A substantial attempt for this assignment is required to pass this unit. A mark of 20% or more is considered a substantial attempt. This means you will not pass this unit if your total mark of this assignment is lower than 20%, even if you achieve full marks in your mid-semester test and final exam.
In this assignment, you will develop two computer vision programs: one for the detection and digit extraction of the building signages (for an example see Figure 1) and the other for coral image classification (for an example see Figure 2). A typical machine perception approach to solving the first problem would consist of at least the following
- Read an input image.
- Perform necessary image-processing operations.
- Detect and localize the building signage.
- Segment the numbers into individual digits.
For the second task, the machine perception approach would include
- Read an input image.
- Preprocess the image.
- Learn or Extract image features.
- Select a suitable classification method to classify the image into positive or negative categories with proper model selection
You will implement a suitable machine perception pipeline to perform the above steps by writing Jupyter notebook programs. Your implementation is primarily evaluated in terms of the two following tasks:
- Task 1: Building signage detection and extraction.
- Task 2: Coral image classification.
It is expected that you will make use of the computer vision algorithms discussed in the lectures and the skills acquired through doing practical exercises to complete the required tasks. You will also need to conduct your own research to understand different approaches to solving each task and decide your own choice of implementation and/or invention according to the specific settings of this assignment.
3 The Tasks
3.1 Task 1: Building signage detection and digit extraction (50 marks)
Develop a program that reads in colour images from a specified directory. For each image, detect the building number area and extract the digits, and finally output the images with bounding boxes for the building number area and for the individual digits. Your program is considered working if
- The detected areas meet the following criteria
– It must be a rectangle shape not exceeding the maximum allowable size, which is specified as follows
∗ The IoU (i.e., intersection over unions) is above 50%.
– It must contain all the digits of the building number.
- It must extract all three digits.
An illustrative example for building number detection and digit extraction is provided in Figure 1.
Note that in this task, each test image will contain only one building number. Thus, your program must not report more than one detected area. Otherwise, it will be considered a failed detection.
3.2 Task 2: Coral image classification (50 marks)

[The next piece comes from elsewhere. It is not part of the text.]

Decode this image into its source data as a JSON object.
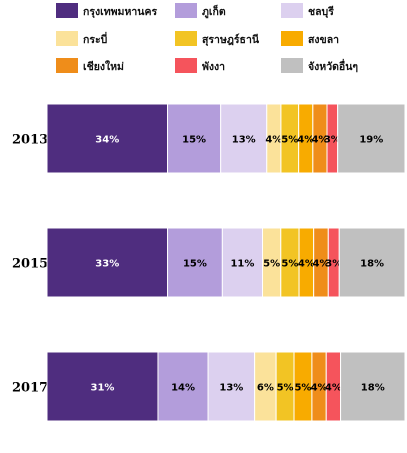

In this task, you will develop machine learning programs to train and test image classification algorithms to separate coral images from non-coral images. You can use traditional machine learning methods (e.g.nearest neighbor methods, support vector machine) or modern deep learning methods. However, you are required to use at least two different methods and compare their performances. Also, you are required to implement proper model selection methods to select hyper-parameters in training the models.
3.3. Training Data
The training images are provided. The testing images will be provided a week before the due date
- Specifications and Marking Guide
4.1 Report: 50%
A written report must be submitted, in PDF format, to Blackboard by the due date. This submission must contain
- A completed assignment cover sheet
- Printout of your source code
- A document that includes:
– Statements on how much you have attempted the assignment.
– The detail of your implementation for each task: this must clearly indicate your approach, and how the features you extract, the methods you use for model selection. It must allow the marker to understand how you approach the machine learning tasks. If a validation dataset is not available, you are expected to split the training dataset into two subsets: one for training and the other for model selection.
– The performance of your program on the testing dataset.
– Supporting diagrams, figures, tables that help describe your programs and performance clearly.
– References that your implementation is based on or inspired from.
Your report will be marked based on: 1) the clarity and presentation (20%); 2) the description of your implementation and the judgements of your design (40%); and 3) experimental results on the validation data and testing data, and discussions (40%).
4.2 Implementation: 50%
Your implementation will be marked based on the quality of your code (30%) and whether your Jupyter Notebook programs work in Google Colab or the d2l package provided by the textbook and produce reasonable performance (70%). Your codes are expected to be well written with comments and good structures.